O crédito desempenha um papel fulcral na concretização de investimentos e na aquisição de bens e serviços, promovendo o tecido empresarial e a satisfação das necessidades. No domínio dos particulares assume relevância o crédito à habitação própria, que representa, para a maioria das famílias, o investimento patrimonial mais importante das suas vidas, o qual só é concretizável, frequentemente, graças ao acesso ao crédito.

Ao longo das últimas três décadas assistimos em Portugal à descida consistente das taxas de referência, em consonância com o abaixamento gradual da inflação. Segundo um relatório do Banco de Portugal, a taxa variável representou 84,4% dos créditos hipotecários para compra de casa celebrados em 2021, maioritariamente indexados à Euribor a 12 meses.

O facto das taxas Euribor se terem mantido historicamente baixas, proporcionando inclusive juros negativos no crédito à habitação, justifica o facto da esmagadora maioria desses contratos serem a taxa de juro variável, tendo a taxa fixa constante ao longo do contrato representado somente 5,1%, por imporem uma taxa de juro inicial superior, logo, um maior encargo mensal no imediato, sendo 10% dos contratos com taxa mista, que têm geralmente um período inicial de taxa fixa seguido de período de taxa variável.

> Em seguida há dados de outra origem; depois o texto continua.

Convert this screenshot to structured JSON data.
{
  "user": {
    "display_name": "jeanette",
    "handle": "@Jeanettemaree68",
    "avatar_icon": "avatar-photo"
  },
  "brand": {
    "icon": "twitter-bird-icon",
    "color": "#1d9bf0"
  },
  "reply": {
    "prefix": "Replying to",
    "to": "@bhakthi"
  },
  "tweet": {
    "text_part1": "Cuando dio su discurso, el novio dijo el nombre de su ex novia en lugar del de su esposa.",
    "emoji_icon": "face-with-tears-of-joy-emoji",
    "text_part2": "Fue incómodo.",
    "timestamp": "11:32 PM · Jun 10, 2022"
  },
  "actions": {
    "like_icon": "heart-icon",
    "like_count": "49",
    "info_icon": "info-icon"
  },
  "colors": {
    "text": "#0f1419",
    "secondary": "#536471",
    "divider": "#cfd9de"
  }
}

O assunto saltou para a ribalta com a alarmante espiral de subida da Euribor durante este ano. O impacto no orçamento das famílias é vultuoso. Uma prestação com Euribor a 3%, num empréstimo de 150.000€ a 30 anos, poderá gerar uma despesa suplementar superior a 200€ mensais, rompendo com a barreira de 35% desse budget que se recomenda como limite de taxa de esforço para o empréstimo à habitação.

Percebendo o alcance da questão, que poderá levar à perda da casa de morada de família, cuja conservação é muito significativa para os portugueses, o governo aprovou na passada quinta-feira um decreto-lei que estabelece medidas de mitigação do aumento da taxa de esforço em contratos de crédito para aquisição ou construção de habitação própria permanente, determinando que sempre que as instituições financeiras detetem o seu aumento significativo, em empréstimos com valor até € 300.000, são obrigadas a avaliar o seu impacto na capacidade financeira do cliente, devendo apresentar-lhe soluções negociais.

Veremos o detalhe da medida quando for publicado o diploma em Diário da República. Mas parece, prima facie, de reduzido alcance, porque a renegociação não é previsivelmente do valor nem da taxa de juro, mas apenas do prolongamento do prazo, que desonera parcialmente a prestação no imediato, mas sobrecarrega o pagamento na velhice do consumidor, quando o valor das reformas se calcula que serão menores do que atualmente. Acresce que a renegociação já é pratica corrente, tendo sido realizadas 35.203 em 2021.

Temendo-se que a Euribor ascenda ainda a valores muito superiores, seria importante da parte do governo o reconhecimento da existência de um limite legal máximo à taxa de juro do crédito à habitação, explicitando que se lhe aplica o disposto no código civil, que não permite a estipulação de juros anuais que excedam os legais, acrescidos de 3%, aliada à implementação expressa que o dever de informar do Banco inclui a entrega ao cliente de uma simulação com vários cenários para todo o período do empréstimo, em conformidade com as taxas mais altas verificados no período de igual duração no passado imediatamente anterior, para estar devidamente esclarecido na hora de optar entre taxa fixa, variável ou mista.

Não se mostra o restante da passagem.